You'd dreamt and woken in dreams throughout the night. Sun-drenched, at first, like the rustling edge of a field, and then, toward morning, in older late succession greens, all the voices coming from far up, so thin you had to strain to hear them. You open your eyes to hear better but it's dark and you live here. Tomorrow's light pours through the window. Tomorrow? No, things are closer. You will not even have to move.
But I dreamt last night I was going somewhere along the coast and looking for a bird. It was as though back then (because this had gone on years, hundreds of years ago) I missed nothing unless I'd dreamt about it first, everything lost, all things missed known and called out of the need for them and so won back.

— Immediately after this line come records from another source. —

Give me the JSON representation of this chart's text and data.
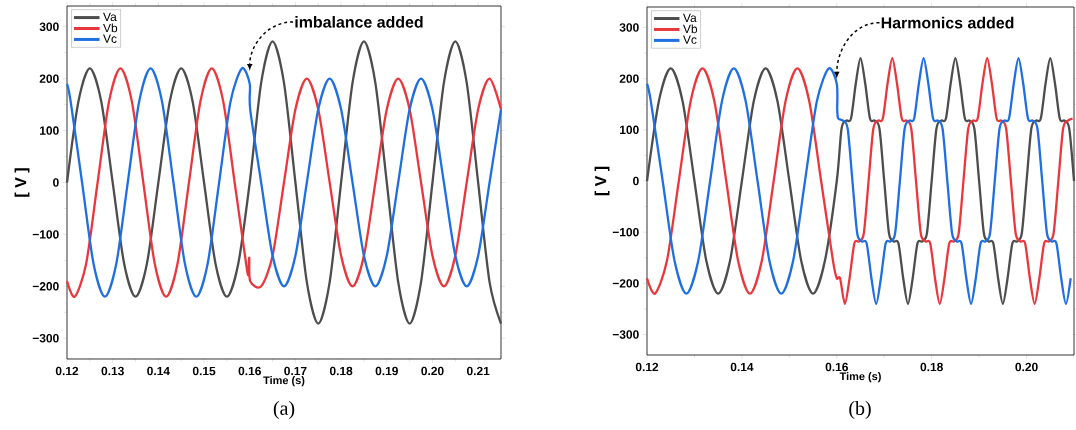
{
  "chart_data": [
    {
      "type": "line",
      "title": "(a)",
      "xlabel": "Time (s)",
      "ylabel": "[ V ]",
      "xlim": [
        0.12,
        0.215
      ],
      "ylim": [
        -340,
        340
      ],
      "xticks": [
        0.12,
        0.13,
        0.14,
        0.15,
        0.16,
        0.17,
        0.18,
        0.19,
        {
          "value": 0.2,
          "label": "0.20"
        },
        0.21
      ],
      "yticks": [
        {
          "value": -300,
          "label": "−300"
        },
        {
          "value": -200,
          "label": "−200"
        },
        {
          "value": -100,
          "label": "−100"
        },
        0,
        100,
        200,
        300
      ],
      "legend": "top left",
      "marker": "none",
      "line_style": "solid",
      "annotations": [
        {
          "text": "imbalance added",
          "x": 0.16,
          "y": 215
        }
      ],
      "series": [
        {
          "name": "Va",
          "color": "#4d4d4d",
          "x": [
            0.12,
            0.1225,
            0.125,
            0.1275,
            0.13,
            0.1325,
            0.135,
            0.1375,
            0.14,
            0.1425,
            0.145,
            0.1475,
            0.15,
            0.1525,
            0.155,
            0.1575,
            0.16,
            0.1625,
            0.165,
            0.1675,
            0.17,
            0.1725,
            0.175,
            0.1775,
            0.18,
            0.1825,
            0.185,
            0.1875,
            0.19,
            0.1925,
            0.195,
            0.1975,
            0.2,
            0.2025,
            0.205,
            0.2075,
            0.21,
            0.2125,
            0.215
          ],
          "values": [
            0,
            156,
            220,
            156,
            0,
            -156,
            -220,
            -156,
            0,
            156,
            220,
            156,
            0,
            -156,
            -220,
            -156,
            0,
            192,
            272,
            192,
            0,
            -192,
            -272,
            -192,
            0,
            192,
            272,
            192,
            0,
            -192,
            -272,
            -192,
            0,
            192,
            272,
            192,
            0,
            -192,
            -272
          ]
        },
        {
          "name": "Vb",
          "color": "#e8383d",
          "x": [
            0.12,
            0.1217,
            0.1242,
            0.1267,
            0.1292,
            0.1317,
            0.1342,
            0.1367,
            0.1392,
            0.1417,
            0.1442,
            0.1467,
            0.1492,
            0.1517,
            0.1542,
            0.1567,
            0.1592,
            0.1597,
            0.1599,
            0.1601,
            0.1625,
            0.165,
            0.1675,
            0.17,
            0.1725,
            0.175,
            0.1775,
            0.18,
            0.1825,
            0.185,
            0.1875,
            0.19,
            0.1925,
            0.195,
            0.1975,
            0.2,
            0.2025,
            0.205,
            0.2075,
            0.21,
            0.2125,
            0.215
          ],
          "values": [
            -190,
            -220,
            -156,
            0,
            156,
            220,
            156,
            0,
            -156,
            -220,
            -156,
            0,
            156,
            220,
            156,
            0,
            -156,
            -178,
            -145,
            -190,
            -200,
            -141,
            0,
            141,
            200,
            141,
            0,
            -141,
            -200,
            -141,
            0,
            141,
            200,
            141,
            0,
            -141,
            -200,
            -141,
            0,
            141,
            200,
            141
          ]
        },
        {
          "name": "Vc",
          "color": "#1f6fe0",
          "x": [
            0.12,
            0.1208,
            0.1233,
            0.1258,
            0.1283,
            0.1308,
            0.1333,
            0.1358,
            0.1383,
            0.1408,
            0.1433,
            0.1458,
            0.1483,
            0.1508,
            0.1533,
            0.1558,
            0.1583,
            0.16,
            0.1601,
            0.1625,
            0.165,
            0.1675,
            0.17,
            0.1725,
            0.175,
            0.1775,
            0.18,
            0.1825,
            0.185,
            0.1875,
            0.19,
            0.1925,
            0.195,
            0.1975,
            0.2,
            0.2025,
            0.205,
            0.2075,
            0.21,
            0.2125,
            0.215
          ],
          "values": [
            190,
            156,
            0,
            -156,
            -220,
            -156,
            0,
            156,
            220,
            156,
            0,
            -156,
            -220,
            -156,
            0,
            156,
            220,
            190,
            141,
            0,
            -141,
            -200,
            -141,
            0,
            141,
            200,
            141,
            0,
            -141,
            -200,
            -141,
            0,
            141,
            200,
            141,
            0,
            -141,
            -200,
            -141,
            0,
            141
          ]
        }
      ]
    },
    {
      "type": "line",
      "title": "(b)",
      "xlabel": "Time (s)",
      "ylabel": "[ V ]",
      "xlim": [
        0.12,
        0.21
      ],
      "ylim": [
        -340,
        340
      ],
      "xticks": [
        0.12,
        0.14,
        0.16,
        0.18,
        {
          "value": 0.2,
          "label": "0.20"
        }
      ],
      "yticks": [
        {
          "value": -300,
          "label": "−300"
        },
        {
          "value": -200,
          "label": "−200"
        },
        {
          "value": -100,
          "label": "−100"
        },
        0,
        100,
        200,
        300
      ],
      "legend": "top left",
      "marker": "none",
      "line_style": "solid",
      "annotations": [
        {
          "text": "Harmonics added",
          "x": 0.16,
          "y": 200
        }
      ],
      "series": [
        {
          "name": "Va",
          "color": "#4d4d4d",
          "x": [
            0.12,
            0.1225,
            0.125,
            0.1275,
            0.13,
            0.1325,
            0.135,
            0.1375,
            0.14,
            0.1425,
            0.145,
            0.1475,
            0.15,
            0.1525,
            0.155,
            0.1575,
            0.16,
            0.161,
            0.162,
            0.163,
            0.164,
            0.165,
            0.166,
            0.167,
            0.168,
            0.169,
            0.17,
            0.171,
            0.172,
            0.173,
            0.174,
            0.175,
            0.176,
            0.177,
            0.178,
            0.179,
            0.18,
            0.181,
            0.182,
            0.183,
            0.184,
            0.185,
            0.186,
            0.187,
            0.188,
            0.189,
            0.19,
            0.191,
            0.192,
            0.193,
            0.194,
            0.195,
            0.196,
            0.197,
            0.198,
            0.199,
            0.2,
            0.201,
            0.202,
            0.203,
            0.204,
            0.205,
            0.206,
            0.207,
            0.208,
            0.209,
            0.21
          ],
          "values": [
            0,
            156,
            220,
            156,
            0,
            -156,
            -220,
            -156,
            0,
            156,
            220,
            156,
            0,
            -156,
            -220,
            -156,
            0,
            102,
            118,
            122,
            190,
            240,
            190,
            122,
            118,
            102,
            0,
            -102,
            -118,
            -122,
            -190,
            -240,
            -190,
            -122,
            -118,
            -102,
            0,
            102,
            118,
            122,
            190,
            240,
            190,
            122,
            118,
            102,
            0,
            -102,
            -118,
            -122,
            -190,
            -240,
            -190,
            -122,
            -118,
            -102,
            0,
            102,
            118,
            122,
            190,
            240,
            190,
            122,
            118,
            102,
            0
          ]
        },
        {
          "name": "Vb",
          "color": "#e8383d",
          "x": [
            0.12,
            0.1217,
            0.1242,
            0.1267,
            0.1292,
            0.1317,
            0.1342,
            0.1367,
            0.1392,
            0.1417,
            0.1442,
            0.1467,
            0.1492,
            0.1517,
            0.1542,
            0.1567,
            0.1592,
            0.16,
            0.1607,
            0.1617,
            0.1627,
            0.1637,
            0.1647,
            0.1657,
            0.1667,
            0.1677,
            0.1687,
            0.1697,
            0.1707,
            0.1717,
            0.1727,
            0.1737,
            0.1747,
            0.1757,
            0.1767,
            0.1777,
            0.1787,
            0.1797,
            0.1807,
            0.1817,
            0.1827,
            0.1837,
            0.1847,
            0.1857,
            0.1867,
            0.1877,
            0.1887,
            0.1897,
            0.1907,
            0.1917,
            0.1927,
            0.1937,
            0.1947,
            0.1957,
            0.1967,
            0.1977,
            0.1987,
            0.1997,
            0.2007,
            0.2017,
            0.2027,
            0.2037,
            0.2047,
            0.2057,
            0.2067,
            0.2077,
            0.2087,
            0.2097
          ],
          "values": [
            -190,
            -220,
            -156,
            0,
            156,
            220,
            156,
            0,
            -156,
            -220,
            -156,
            0,
            156,
            220,
            156,
            0,
            -156,
            -190,
            -190,
            -240,
            -190,
            -122,
            -118,
            -102,
            0,
            102,
            118,
            122,
            190,
            240,
            190,
            122,
            118,
            102,
            0,
            -102,
            -118,
            -122,
            -190,
            -240,
            -190,
            -122,
            -118,
            -102,
            0,
            102,
            118,
            122,
            190,
            240,
            190,
            122,
            118,
            102,
            0,
            -102,
            -118,
            -122,
            -190,
            -240,
            -190,
            -122,
            -118,
            -102,
            0,
            102,
            118,
            122
          ]
        },
        {
          "name": "Vc",
          "color": "#1f6fe0",
          "x": [
            0.12,
            0.1208,
            0.1233,
            0.1258,
            0.1283,
            0.1308,
            0.1333,
            0.1358,
            0.1383,
            0.1408,
            0.1433,
            0.1458,
            0.1483,
            0.1508,
            0.1533,
            0.1558,
            0.1583,
            0.16,
            0.1601,
            0.1603,
            0.1613,
            0.1623,
            0.1633,
            0.1643,
            0.1653,
            0.1663,
            0.1673,
            0.1683,
            0.1693,
            0.1703,
            0.1713,
            0.1723,
            0.1733,
            0.1743,
            0.1753,
            0.1763,
            0.1773,
            0.1783,
            0.1793,
            0.1803,
            0.1813,
            0.1823,
            0.1833,
            0.1843,
            0.1853,
            0.1863,
            0.1873,
            0.1883,
            0.1893,
            0.1903,
            0.1913,
            0.1923,
            0.1933,
            0.1943,
            0.1953,
            0.1963,
            0.1973,
            0.1983,
            0.1993,
            0.2003,
            0.2013,
            0.2023,
            0.2033,
            0.2043,
            0.2053,
            0.2063,
            0.2073,
            0.2083,
            0.2093
          ],
          "values": [
            190,
            156,
            0,
            -156,
            -220,
            -156,
            0,
            156,
            220,
            156,
            0,
            -156,
            -220,
            -156,
            0,
            156,
            220,
            190,
            139,
            122,
            118,
            102,
            0,
            -102,
            -118,
            -122,
            -190,
            -240,
            -190,
            -122,
            -118,
            -102,
            0,
            102,
            118,
            122,
            190,
            240,
            190,
            122,
            118,
            102,
            0,
            -102,
            -118,
            -122,
            -190,
            -240,
            -190,
            -122,
            -118,
            -102,
            0,
            102,
            118,
            122,
            190,
            240,
            190,
            122,
            118,
            102,
            0,
            -102,
            -118,
            -122,
            -190,
            -240,
            -190
          ]
        }
      ]
    }
  ]
}
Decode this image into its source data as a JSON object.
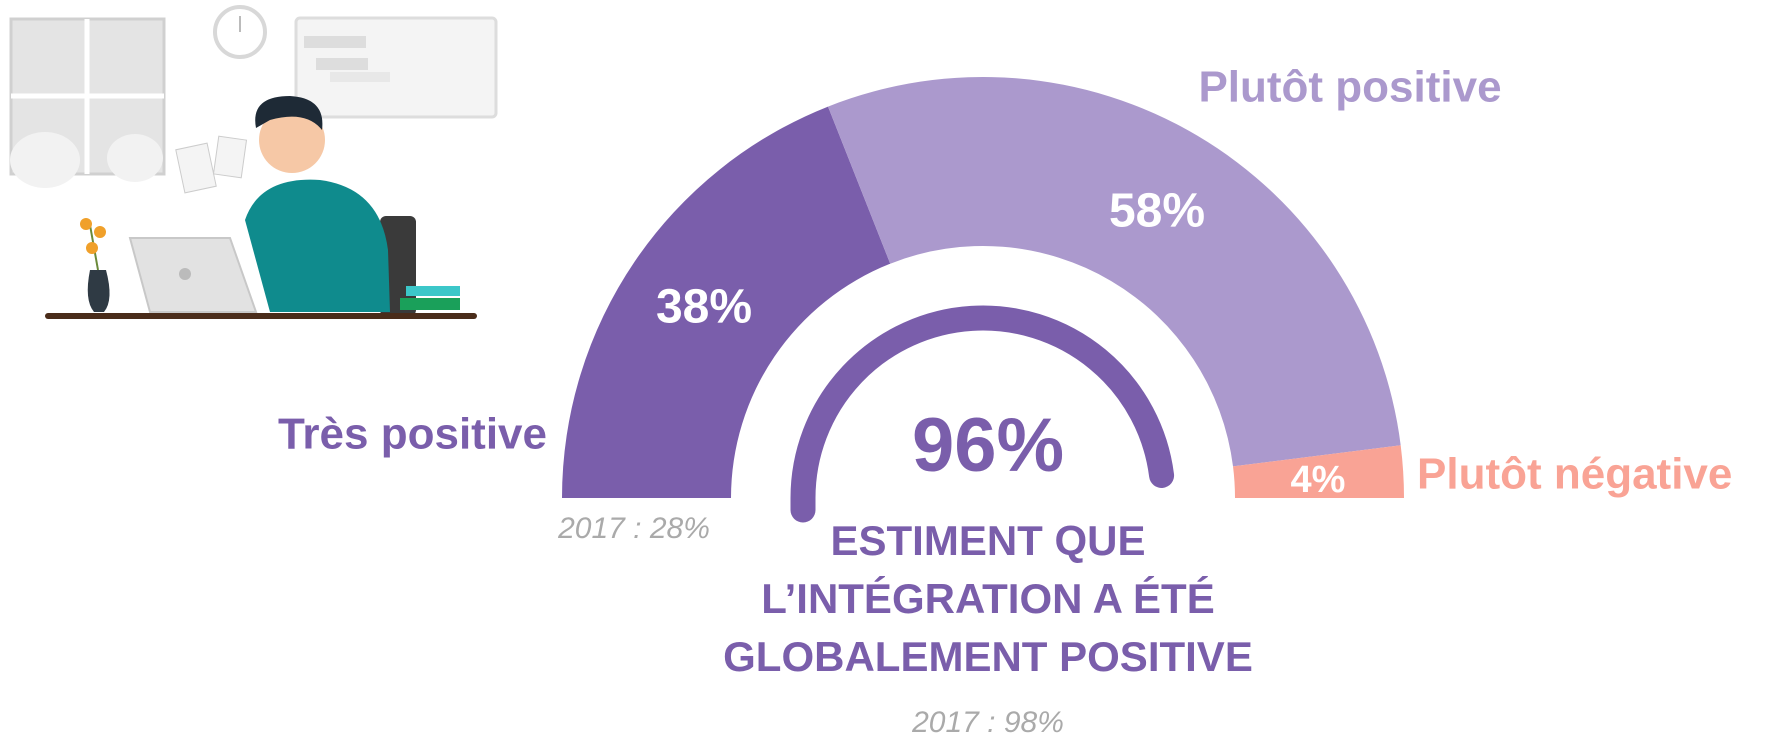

And I wouldn't have even called it a need, back then, but would have felt the lack like a wave reaching to all indifferently, pushing over marginal ways not my own, exceeding the shore in its warmth and then receding, moving back and leaving us wandering over the place it's left. What can we know, I'd say, a bit too warmly, except life? that all we can know will be life?
They were purple martins. A man said: I remember back when I was a child, in the summer, how they used to nest in the gourds we'd hang from the attic windows. I looked up and saw them there over the sea and my heart was full. I told him this. He said something I didn't catch. He had seen something or other out behind me, past my shoulder, and I followed his eyes.